Sloppy use of language is also one of the most dangerous aspects of the successive American "peace" accords. Clinton is good on cliche and rhetoric but lazy when it comes to points of detail. Despite all the handshakes and platitudes at Wye, for example, both Palestinians and Israelis went home with diametrically opposite ideas of what had been achieved. Mr Netanyahu was able to assure Jewish settlers that there would be no Palestinian state, while Arafat's men could persuade their few remaining supporters that another Israeli withdrawal would be another step towards statehood. And within hours, the foreign minister, Ariel Sharon, was telling a press conference in Tel Aviv that the Palestinians had to "fulfil" their security commitments before an Israeli withdrawal - itself "phased" - would even begin, something never stated in the Wye agreement.

Long-dead though Oslo is, the final tragi-comic act is now about to be played out as Mr Arafat invites the CIA to watch him round up the usual suspects and take them to his prisons where they will - if the experience of the last five years is anything to go by - be beaten, tortured or, Pinochet-style, executed in their cells. It is not difficult to understand why Arafat has agreed to this. If he goes along with Washington's wishes, if he accepts every humiliating retreat that the United States demands, and even its "bottom line" of a 13 per cent Israeli withdrawal - which has now become a phased withdrawal with 3 per cent turned into a "nature reserve" - then eventually Mr Clinton will have to force Israel to come to heel.

The latest chapter in the Pollard affair should have proved to Arafat what nonsense this is. Having secretly agreed with Netanyahu that Jonathan Pollard, the American who spied for Israel, might be released, the Israelis went public. Furious though he was, Clinton could only say that there had been "no commitment" on release - whatever that means - and confirm that he would "seriously review" Pollard's case. There will, of course, be no such gesture of mercy towards the Palestinian radicals whom Israel wants arrested, and whose capture will now be overseen by Pollard's old chums in the CIA.
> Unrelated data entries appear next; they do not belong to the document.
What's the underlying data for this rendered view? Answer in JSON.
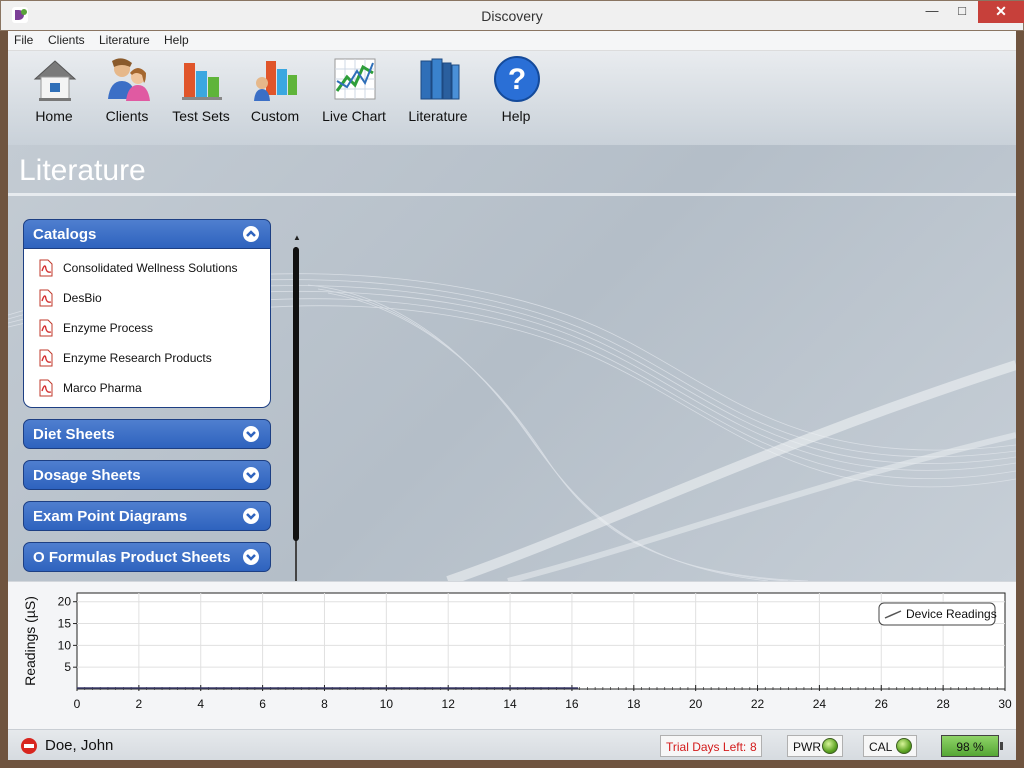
{
  "window": {
    "title": "Discovery"
  },
  "menu": [
    "File",
    "Clients",
    "Literature",
    "Help"
  ],
  "toolbar": {
    "items": [
      {
        "label": "Home",
        "icon": "home-icon"
      },
      {
        "label": "Clients",
        "icon": "clients-icon"
      },
      {
        "label": "Test Sets",
        "icon": "test-sets-icon"
      },
      {
        "label": "Custom",
        "icon": "custom-icon"
      },
      {
        "label": "Live Chart",
        "icon": "live-chart-icon"
      },
      {
        "label": "Literature",
        "icon": "literature-icon"
      },
      {
        "label": "Help",
        "icon": "help-icon"
      }
    ]
  },
  "page": {
    "title": "Literature"
  },
  "accordion": {
    "panels": [
      {
        "title": "Catalogs",
        "expanded": true,
        "items": [
          "Consolidated Wellness Solutions",
          "DesBio",
          "Enzyme Process",
          "Enzyme Research Products",
          "Marco Pharma"
        ]
      },
      {
        "title": "Diet Sheets",
        "expanded": false
      },
      {
        "title": "Dosage Sheets",
        "expanded": false
      },
      {
        "title": "Exam Point Diagrams",
        "expanded": false
      },
      {
        "title": "O Formulas Product Sheets",
        "expanded": false
      }
    ]
  },
  "chart_data": {
    "type": "line",
    "ylabel": "Readings (µS)",
    "xlabel": "",
    "xlim": [
      0,
      30
    ],
    "ylim": [
      0,
      22
    ],
    "x_ticks": [
      0,
      2,
      4,
      6,
      8,
      10,
      12,
      14,
      16,
      18,
      20,
      22,
      24,
      26,
      28,
      30
    ],
    "y_ticks": [
      5,
      10,
      15,
      20
    ],
    "grid": true,
    "legend_position": "top-right",
    "series": [
      {
        "name": "Device Readings",
        "x": [
          0,
          16.2
        ],
        "y": [
          0,
          0
        ]
      }
    ]
  },
  "status": {
    "user": "Doe, John",
    "trial_label": "Trial Days Left:",
    "trial_days": "8",
    "pwr_label": "PWR",
    "cal_label": "CAL",
    "battery": "98 %"
  },
  "colors": {
    "accordion_header": "#3a6cc4",
    "trial_text": "#d31b1b",
    "led_green": "#5fa524",
    "close_button": "#c7403a"
  }
}
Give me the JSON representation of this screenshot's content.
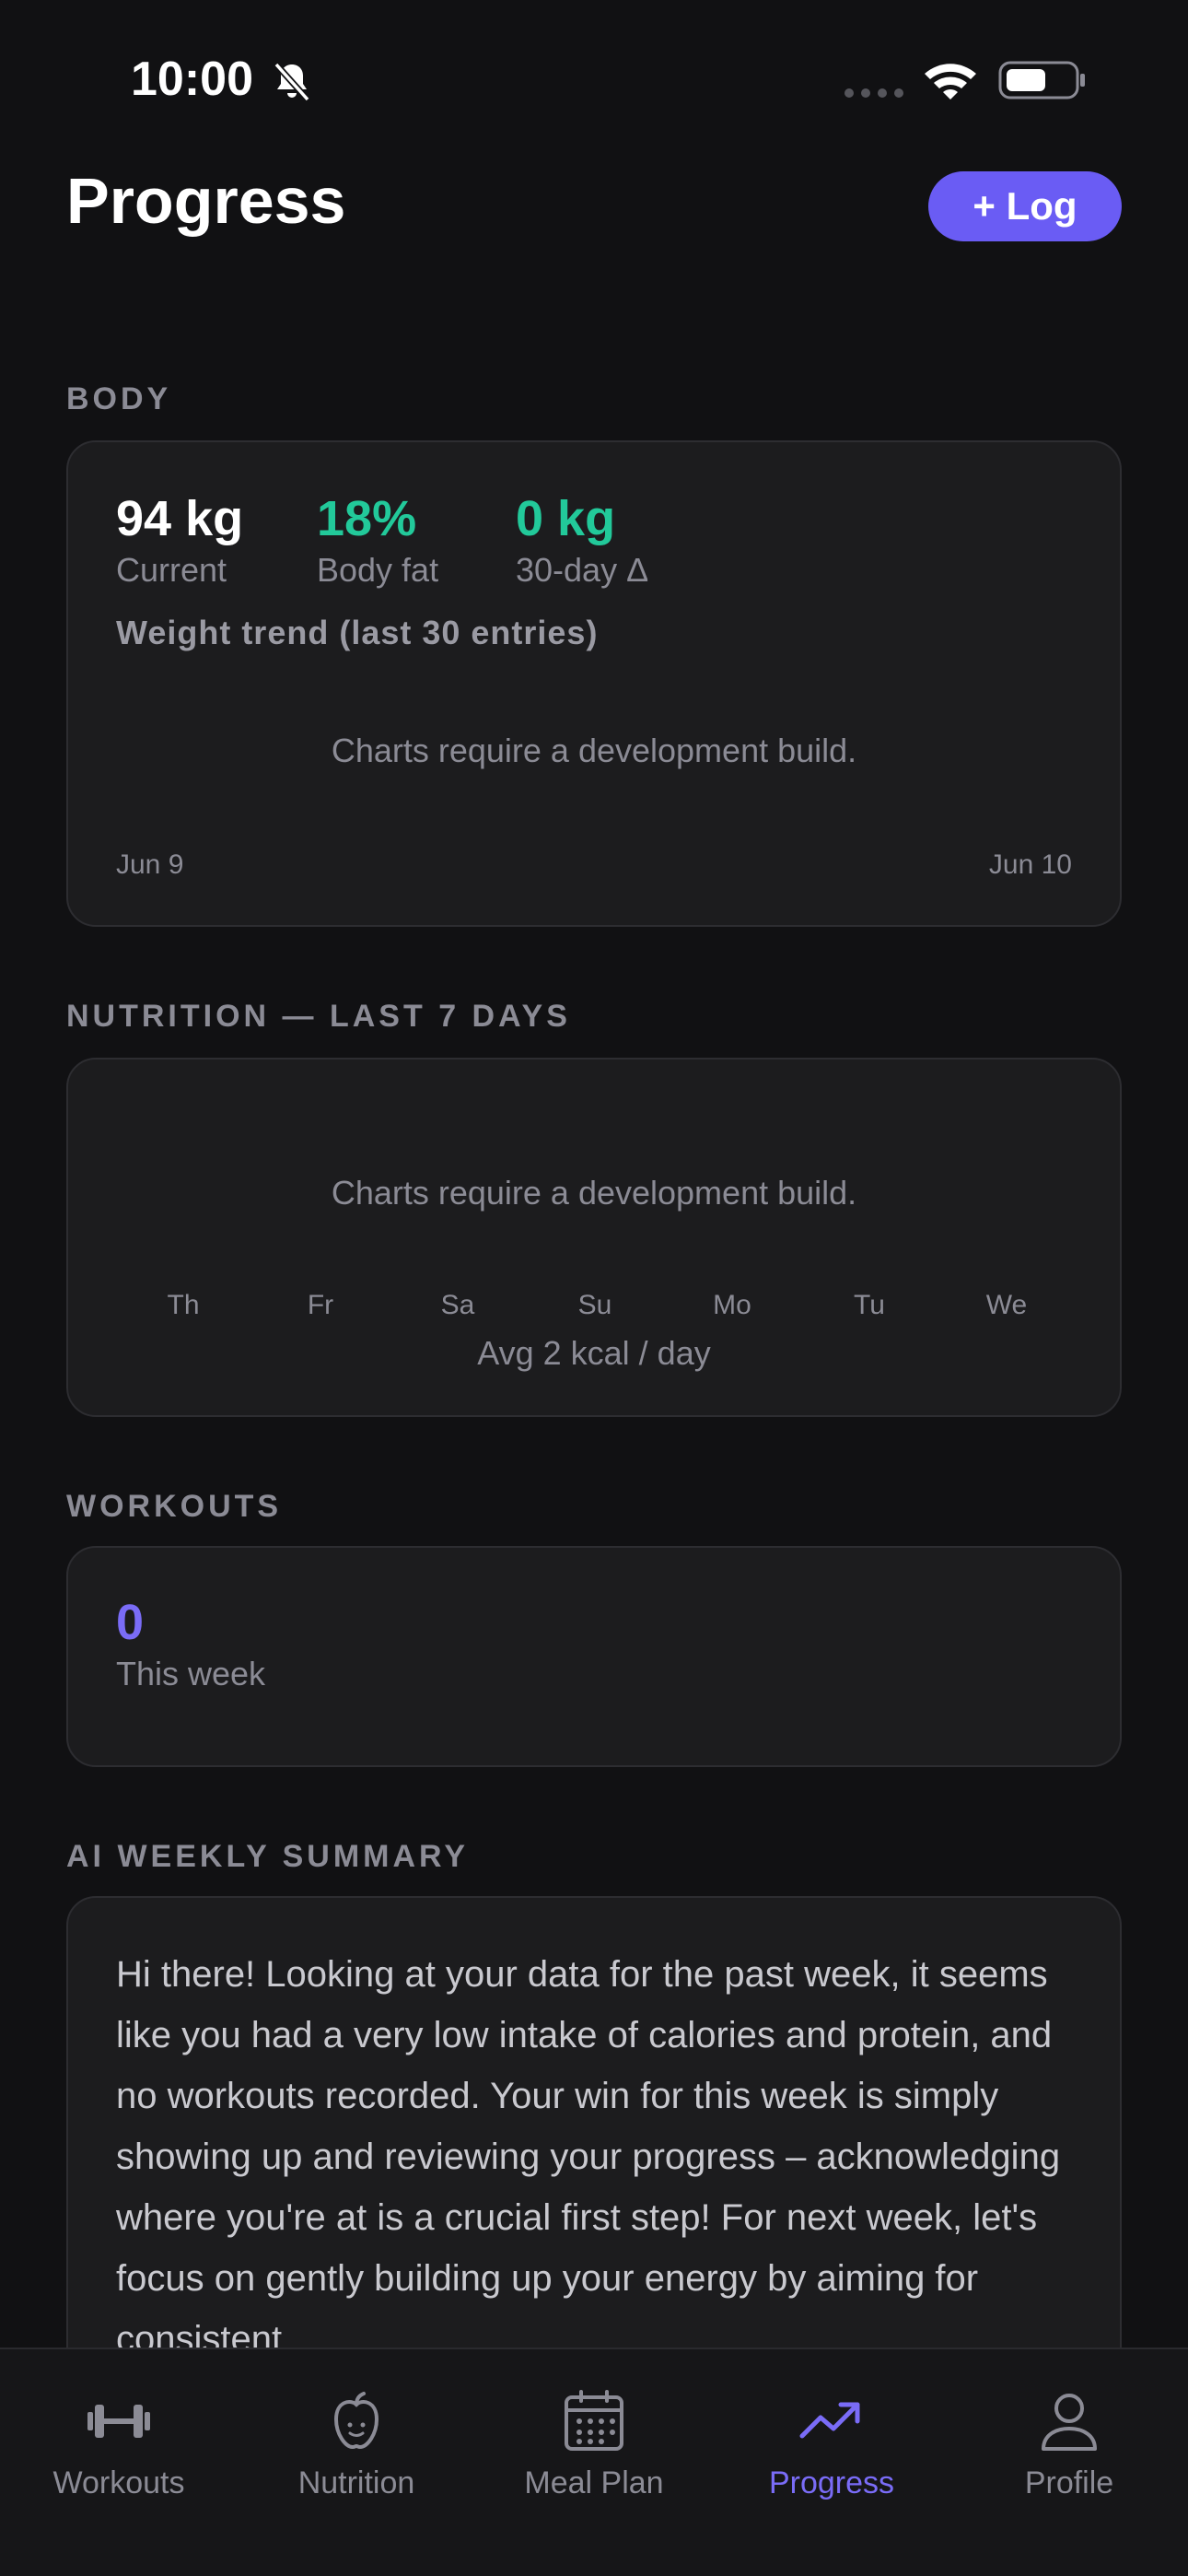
{
  "status_bar": {
    "time": "10:00"
  },
  "header": {
    "title": "Progress",
    "log_button": "+ Log"
  },
  "body_section": {
    "title": "BODY",
    "stats": [
      {
        "value": "94 kg",
        "label": "Current"
      },
      {
        "value": "18%",
        "label": "Body fat"
      },
      {
        "value": "0 kg",
        "label": "30-day Δ"
      }
    ],
    "chart_caption": "Weight trend (last 30 entries)",
    "chart_placeholder": "Charts require a development build.",
    "start_date": "Jun 9",
    "end_date": "Jun 10"
  },
  "nutrition_section": {
    "title": "NUTRITION — LAST 7 DAYS",
    "chart_placeholder": "Charts require a development build.",
    "days": [
      "Th",
      "Fr",
      "Sa",
      "Su",
      "Mo",
      "Tu",
      "We"
    ],
    "average": "Avg 2 kcal / day"
  },
  "workouts_section": {
    "title": "WORKOUTS",
    "count": "0",
    "count_label": "This week"
  },
  "summary_section": {
    "title": "AI WEEKLY SUMMARY",
    "text": "Hi there! Looking at your data for the past week, it seems like you had a very low intake of calories and protein, and no workouts recorded. Your win for this week is simply showing up and reviewing your progress – acknowledging where you're at is a crucial first step! For next week, let's focus on gently building up your energy by aiming for consistent"
  },
  "tab_bar": {
    "tabs": [
      {
        "label": "Workouts",
        "icon": "dumbbell-icon",
        "active": false
      },
      {
        "label": "Nutrition",
        "icon": "apple-icon",
        "active": false
      },
      {
        "label": "Meal Plan",
        "icon": "calendar-icon",
        "active": false
      },
      {
        "label": "Progress",
        "icon": "trending-up-icon",
        "active": true
      },
      {
        "label": "Profile",
        "icon": "person-icon",
        "active": false
      }
    ]
  },
  "colors": {
    "accent": "#6a5cf4",
    "positive": "#22c99a",
    "background": "#111113",
    "card": "#1c1c1e"
  }
}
Now it turns out that, despite all the talk of "40 per cent", Arafat will end up - prior to "final status" talks - with little more than 17 per cent of the land under his total control. And the issues that dwarf all others - refugees, Jewish settlements, Jerusalem - have all to be solved by 4 May. The Palestinians and Israelis, so hostile that they can scarcely speak to each other, have just 189 days to make those "hard decisions" of which Mr Clinton talks so blithely. How soon, then, before we hear the President explaining away his failure as Mission: Impossible - and blaming it on the Palestinians?